Scaling Keras Model Training to Multiple GPUs

Originally published at:

Keras is a powerful deep learning meta-framework which sits on top of existing frameworks such as TensorFlow and Theano. Keras is highly productive for developers; it often requires 50% less code to define a model than native APIs of deep learning frameworks require (here’s an example of LeNet-5 trained on MNIST data in Keras (71 lines) and TensorFlow…

The following code works for me. Simply drop the code in and it's good to go. As far as I can tell it only scales on a single box, not a distributed cluster.

@nor_he:disqus Yes, these approaches do work. In fact, I did mention this in the blog post. Recall the following sentence:

"Keras’s official blog also demonstrates that by breaking the backend-independent abstraction and exposing TensorFlow’s multi-GPU primitives, it’s possible to get Keras to scale. "

There was also a hyperlink associated with the above:

The main problem I see here is that this requires the user to mix the interface (Keras) with the implementation ("with tf.device()" wrappers), which effectively makes the code non-portable to other backends.

The simplest analogy that I can see here is the SLF4J logging wrapper (Simple Logging Facade for Java). The user only need to concern themselves with writing API calls using the facade, and can keep swapping backends (log4j, java.util.logging, logback) at will. Also thinking in terms of object-oriented programming, having an interface shouldn't require the user to look into the implementation, which "with tf.device()" requries us to do.

Granted, the GPU list provided to Keras's model.compile() only works in the MxNet Keras fork now, but I would argue that this is the right approach. The change has been made at the interface level, which will hopefully soon become absorbed into mainstream Keras, and it's the Keras backends' job to detemine how to make multi-GPU data parallelism happen. That way one can have one abstraction that's stable, and can swap out the backends while maintaining a portable multi-GPU solution.

The second issue I mentioned in my post is that TensorFlow performance varies widely, e.g. the difference between this ResNet-50 tutorial implementation ( and this performance-optimized implementation ( is about 2x on a DGX-1. Since TensorFlow has many ways of doing the same thing, it can't always be expected that a highly abstract implementation will be fast, even if the backend can support that. MxNet's approach is usually to have one "mainstream" way of doing a particular thing, so it is easier to map the Keras frontend to the MxNet backend while keeping performance reasonably close to that of the native API.

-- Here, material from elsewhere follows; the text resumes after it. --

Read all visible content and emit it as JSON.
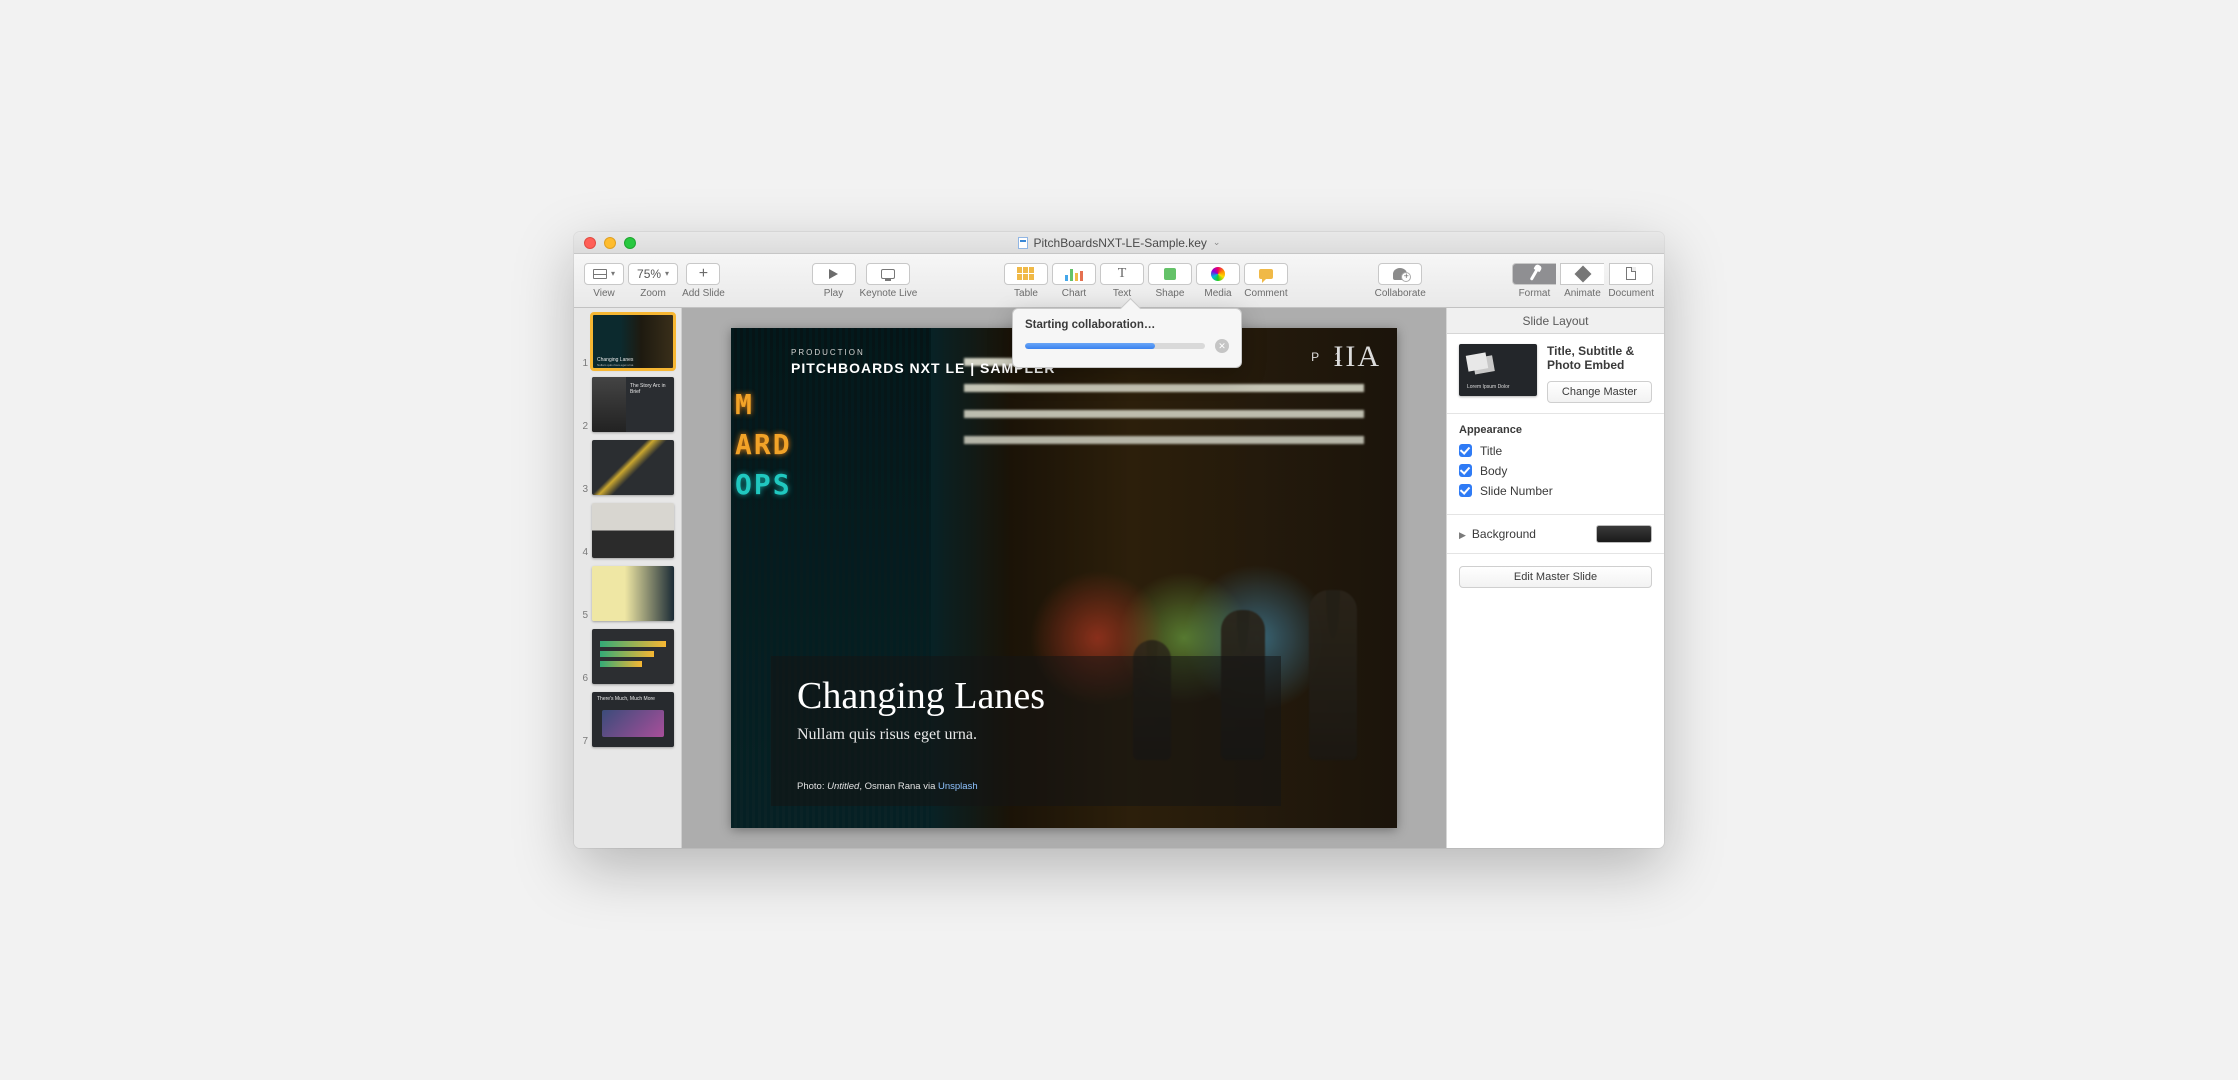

I encourage you to try both backends and see what performance differences you get.

What I didn't really get:

Is the performance issue of Keras for single GPUs mostly based on the need for efficient data pipelines (could also just use Dataflow from Tensorpack then) or is it primarily based on how Keras builds a network internally?

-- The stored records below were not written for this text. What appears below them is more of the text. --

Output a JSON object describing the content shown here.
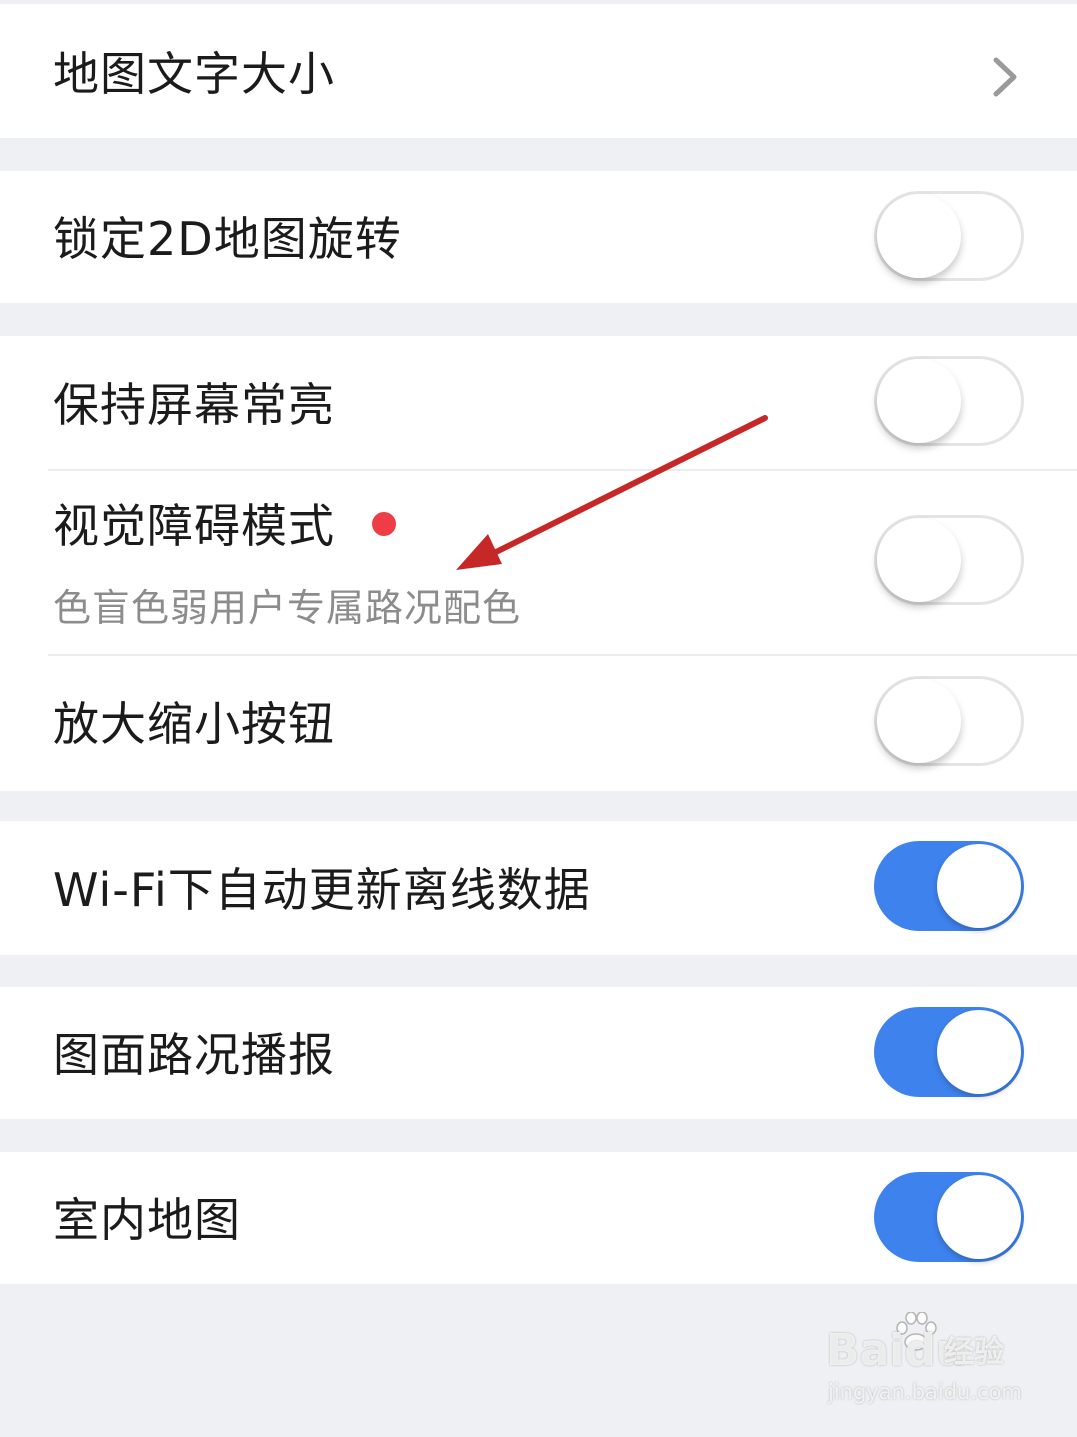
{
  "settings": {
    "map_text_size": {
      "label": "地图文字大小",
      "icon": "chevron-right-icon"
    },
    "lock_2d_rotation": {
      "label": "锁定2D地图旋转",
      "enabled": false
    },
    "keep_screen_on": {
      "label": "保持屏幕常亮",
      "enabled": false
    },
    "visual_impairment_mode": {
      "label": "视觉障碍模式",
      "sublabel": "色盲色弱用户专属路况配色",
      "enabled": false,
      "badge": "red-dot"
    },
    "zoom_buttons": {
      "label": "放大缩小按钮",
      "enabled": false
    },
    "wifi_auto_update": {
      "label": "Wi-Fi下自动更新离线数据",
      "enabled": true
    },
    "traffic_broadcast": {
      "label": "图面路况播报",
      "enabled": true
    },
    "indoor_map": {
      "label": "室内地图",
      "enabled": true
    }
  },
  "watermark": {
    "brand": "Bai",
    "brand_suffix": "du",
    "product": "经验",
    "url": "jingyan.baidu.com"
  },
  "colors": {
    "toggle_on": "#3e82ee",
    "badge_dot": "#ef3d48",
    "annotation_arrow": "#c62828",
    "page_background": "#eef0f3"
  }
}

Framework-native Keras input is currently also in the works:

It's actually both a pipelines and a backend issue.

The pipeline is certainly quite important, but it probably matters more for multiple GPUs. The single-GPU performance may still be affected by the pipeline, particularly in case of large GPUs (e.g. Tesla GP100, as opposed to say a GeForce GTX 1070) - one needs to provide the data quickly for the GPU not to stall waiting on data.

Regarding the backend, Keras constructs the TF graph very differently than a highly optimized TF graph. It seems to me that the Keras backend for TF uses high-level ops that are not particularly efficient, and to get full perf in TF, one has to use low-level ops such as the "staging area" node, which eessentially does explicit data prefetch (which is implicit in other frameworks, rather than part of the graph definition). See here, for example ( I provided links to the "unoptimized" and "optimized" TF ResNet-50 implementations above, that should be helpful. The interested reader can run these examples and note the significant perf difference, even using TF's native API. Since Keras is not tuned to any particular network but is rather a general abstraction, perhaps using all of the optimized ops is non-trivial (unless the graph is optimized by TF after construction, during optimization passes). That said, some aspects such as handling data prefetch are probably common to all models.

The backend issue involves many details, such as the fact that the original Keras was based on Theano, which had the NCHW image layout, while TF's native layout is NHWC. cuDNN convolution kernels are NCHW (up to Volta), and if the layout conversion requires many transposes, that will come at a significant cost (transposes are very quick, they are bandwidth-bound, but there is a kernel launch overhead to perform them, unless the transpose is fused with some other kernel that will use the transposed data).

IMHO the TF backend for Keras can definitely be improved to be competitive. I heard that this is already in the works, beyond the framework-native input pipeline component.

Unfortunately, Keras is quite slow in terms of single-GPU training and inference time (regardless of the backend). It is also hard to get it to work on multiple GPUs without breaking its framework-independent abstraction.